Bosses at two of Europe’s biggest car manufacturers have called an acceleration of Europe’s transition to electric vehicles as tensions continue in the EU over the race to ban the traditional combustion engine.
Carlos Tavares, the chief executive of Stellantis, which owns the Peugeot, Vauxhall, Jeep and Citroën brands, and Martin Sanger, the sales chief of Volkswagen passenger cars, used the Paris motor show to warn those, including political parties on the right, fighting the switch to green driving.
Tavares said prolonging the transition was a “trap” that would leave car manufacturers with heavier costs on the production line. “Making a transition for longer is a big trap,” he told the Financial Times. “When you make a longer transition, in fact, you don’t replace the old world by the new one. You add up the new world to the old.”
The next five to 10 years are considered make or break for some of Europe’s biggest car manufacturers, with the EU already trying to limit the damage from competition from China with the imposition of tariffs totalling up to 45% on EV imports.
Several manufacturers have already scrapped their original plans to phase out the traditional internal combustion engine as they battle to meet a 2035 ban on new vehicles equipped with one.
Sander, who is head of Volkswagen’s head of sales and marketing of the company’s passenger car business, also urged governments to move faster, not slower, towards the end of combustion engines.
“I hope that we’re going to see clear commitments and signals from politicians that the future is electric.
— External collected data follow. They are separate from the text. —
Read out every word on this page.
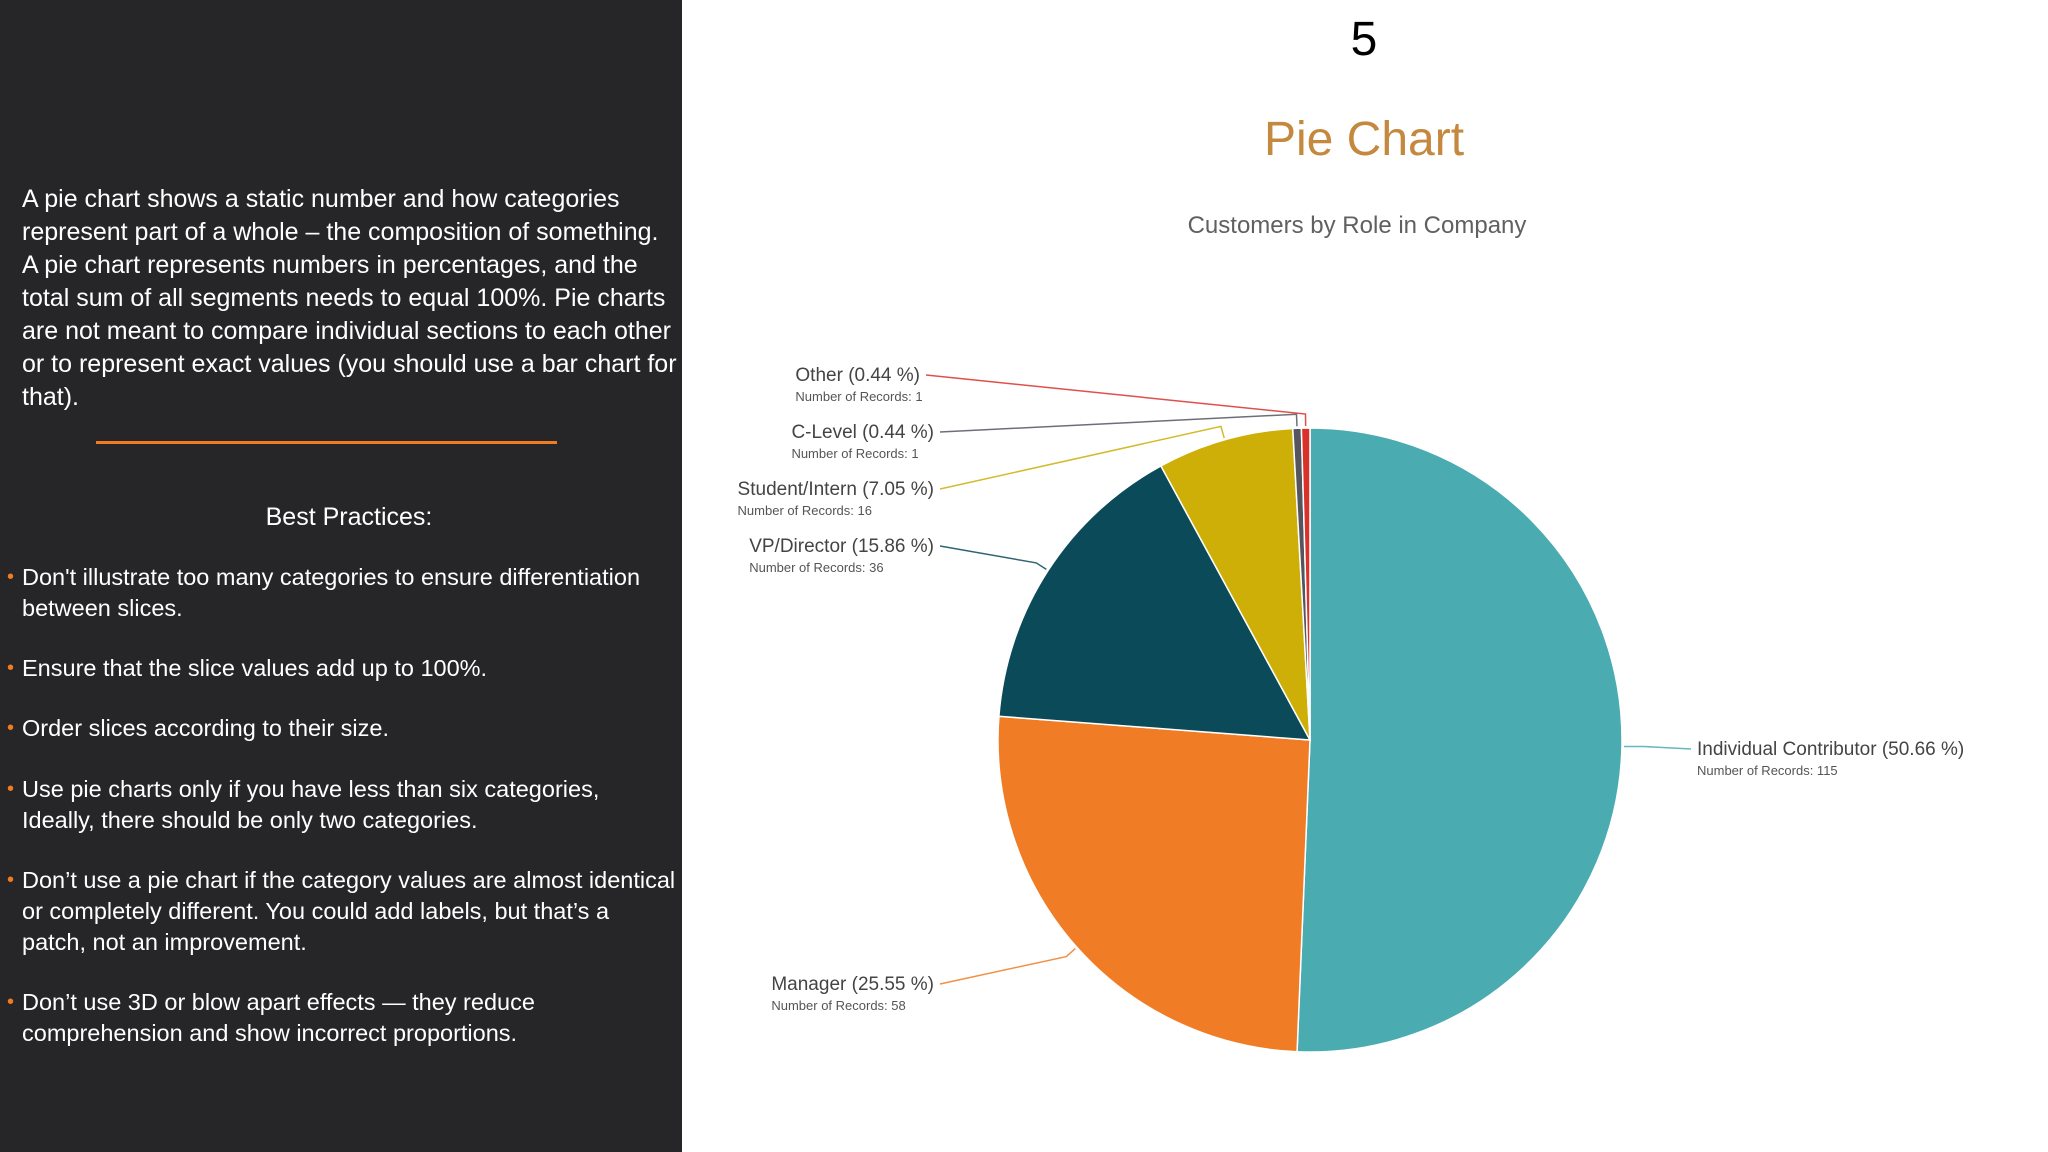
A pie chart shows a static number and how categories represent part of a whole – the composition of something. A pie chart represents numbers in percentages, and the total sum of all segments needs to equal 100%. Pie charts are not meant to compare individual sections to each other or to represent exact values (you should use a bar chart for that).

Best Practices:

• Don't illustrate too many categories to ensure differentiation between slices.
• Ensure that the slice values add up to 100%.
• Order slices according to their size.
• Use pie charts only if you have less than six categories, Ideally, there should be only two categories.
• Don’t use a pie chart if the category values are almost identical or completely different. You could add labels, but that’s a patch, not an improvement.
• Don’t use 3D or blow apart effects — they reduce comprehension and show incorrect proportions.
5
Pie Chart
Customers by Role in Company
Individual Contributor (50.66 %)
Number of Records: 115
Manager (25.55 %)
Number of Records: 58
VP/Director (15.86 %)
Number of Records: 36
Student/Intern (7.05 %)
Number of Records: 16
C-Level (0.44 %)
Number of Records: 1
Other (0.44 %)
Number of Records: 1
And then I’m convinced we also see customer demand picking up,” he told the FT at the Paris car show, the biggest industry event in the calendar.
Tavares, under pressure after a profit warning in September amid weak demand in the US, embarked on a media blitz on Monday, speaking at five events.
Interviewed on the French radio station RTL, Tavares declined to rule out job cuts and said keeping up with Chinese competition and staying profitable could require plant closures or off-loading brands. Earlier this year, the carmaker warned that plants in the UK were at risk.
“We will need to make big efforts,” Tavares said, adding that it was up to the group’s customers to decide which brands had a future and which may be divested.
Stella Li, the executive vice-president of BYD, the Chinese conglomerate, criticised the proposed introduction of tariffs by the EU in November as European and Chinese carmakers went head to head at the motor show.
“The problem is the very high price and that the EU now charges tariffs,” she told the Reuters news agency.
“Who pays the bill? Consumers. So this makes people very concerned. It will stop poorer people from buying,” she warned, adding that the tariffs proposed for BYD vehicles were “not a fair judgment”.
Nine Chinese brands including BYD and Leapmotor are unveiling their latest models at this year’s event, according to the Paris auto show chief executive, Serge Gachot. That is the same number as in 2022 when they made up almost half the brands present.